According to Bloomberg, Apple aimed to build 90 million copies of the new iPhone models by the end of the year. According to rumors, Apple informed its suppliers that the number of devices would be reduced because chip vendors such as Broadcom Inc and Texas Instruments are having difficulty delivering components.
Apple’s stock dropped 1.2 percent in after-hours trade, while Texas Instruments and Broadcom also declined by approximately 1%.
Apple warned in July that sales growth would slow and that a chip scarcity, which had already hampered its capacity to sell Macs and iPads, would also stifle iPhone production.

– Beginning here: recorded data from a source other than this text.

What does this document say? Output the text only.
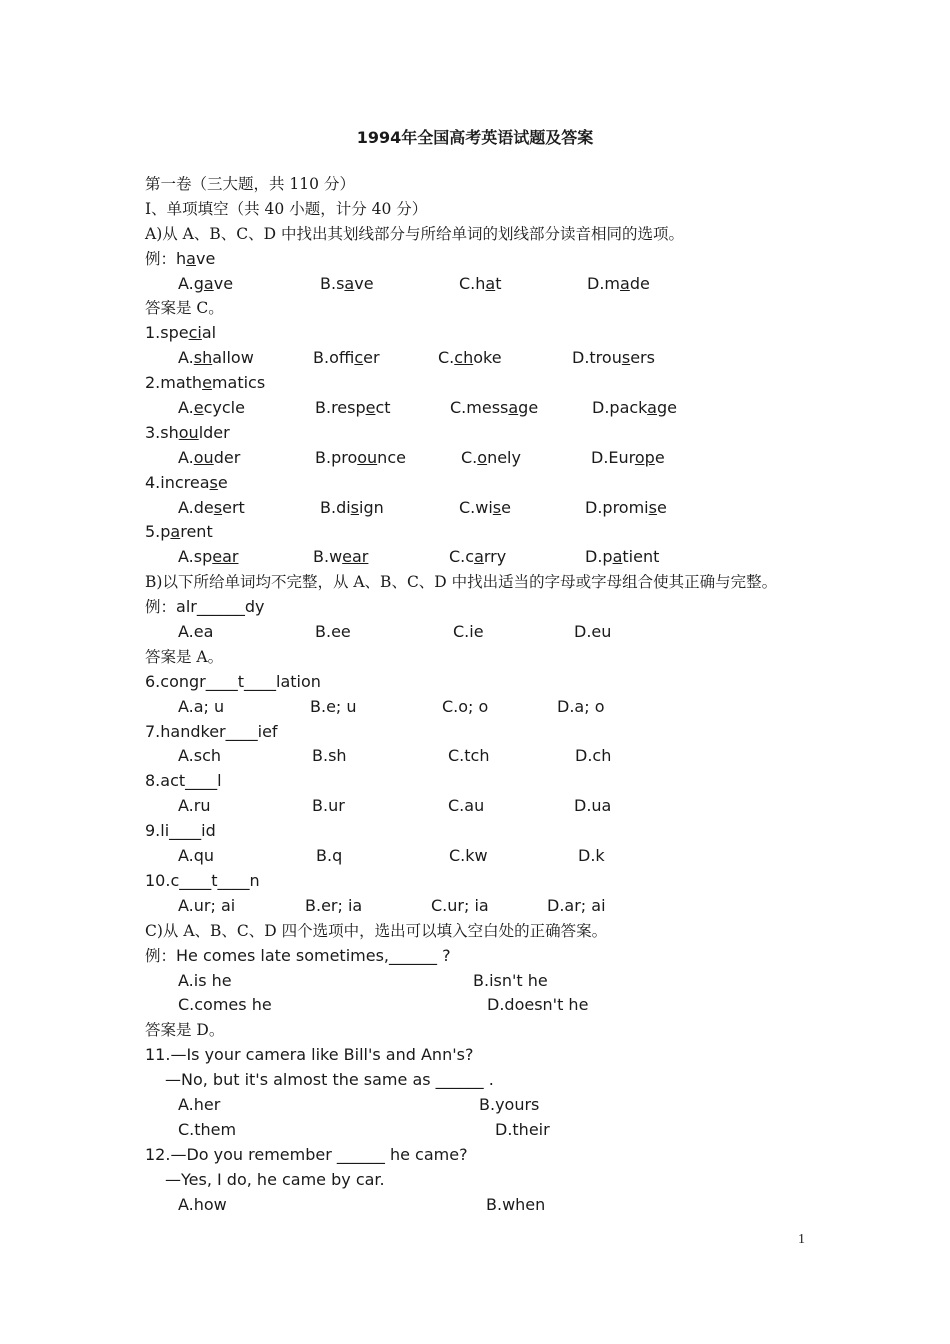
1994年全国高考英语试题及答案
第一卷（三大题，共 110 分）
I、单项填空（共 40 小题，计分 40 分）
A)从 A、B、C、D 中找出其划线部分与所给单词的划线部分读音相同的选项。
例：have
A.gave	B.save	C.hat	D.made
答案是 C。
1.special
A.shallow	B.officer	C.choke	D.trousers
2.mathematics
A.ecycle	B.respect	C.message	D.package
3.shoulder
A.ouder	B.proounce	C.onely	D.Europe
4.increase
A.desert	B.disign	C.wise	D.promise
5.parent
A.spear	B.wear	C.carry	D.patient
B)以下所给单词均不完整，从 A、B、C、D 中找出适当的字母或字母组合使其正确与完整。
例：alr______dy
A.ea	B.ee	C.ie	D.eu
答案是 A。
6.congr____t____lation
A.a; u	B.e; u	C.o; o	D.a; o
7.handker____ief
A.sch	B.sh	C.tch	D.ch
8.act____l
A.ru	B.ur	C.au	D.ua
9.li____id
A.qu	B.q	C.kw	D.k
10.c____t____n
A.ur; ai	B.er; ia	C.ur; ia	D.ar; ai
C)从 A、B、C、D 四个选项中，选出可以填入空白处的正确答案。
例：He comes late sometimes,______ ?
A.is he	B.isn't he
C.comes he	D.doesn't he
答案是 D。
11.—Is your camera like Bill's and Ann's?
—No, but it's almost the same as ______ .
A.her	B.yours
C.them	D.their
12.—Do you remember ______ he came?
—Yes, I do, he came by car.
A.how	B.when
1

In the same month, Texas Instruments issued a dovish revenue forecast, implying that chip supply issues would persist for the rest of the year. find out more
The chip shortage has put enormous strain on businesses ranging from automobiles to electronics, prompting many automakers to halt production temporarily.
Apple has weathered the supply crunch better than many other companies thanks to its massive purchasing power and long-term supply agreements with chip vendors, leading some analysts to predict that the iPhone 13 models released in September would have a strong sales year as consumers looked to upgrade devices for 5G networks.
The claimed Apple manufacturing drop might potentially be part of the iPhone maker’s typical launch procedure of over-ordering devices to brace for an initial customer rush and then lowering orders as sales trends become apparent, according to Jeff Fieldhack, research director for Counterpoint Research.
According to Fieldhack, iPhone 13 sales look to be solid and greater than last year’s iPhone 12, and Counterpoint hasn’t changed its fourth-quarter prediction of 85 million to 90 million iPhone 13 sales.
The chip shortage has wreaked havoc on global supply chains, affecting the electronics industry, autos, and other tech-enabled goods. In 2021, it’s anticipated to cost businesses hundreds of billions of dollars, with analysts predicting that it might endure another two years.
Experts also believe that a large part of the scarcity is due to the US-China trade conflict, among other factors.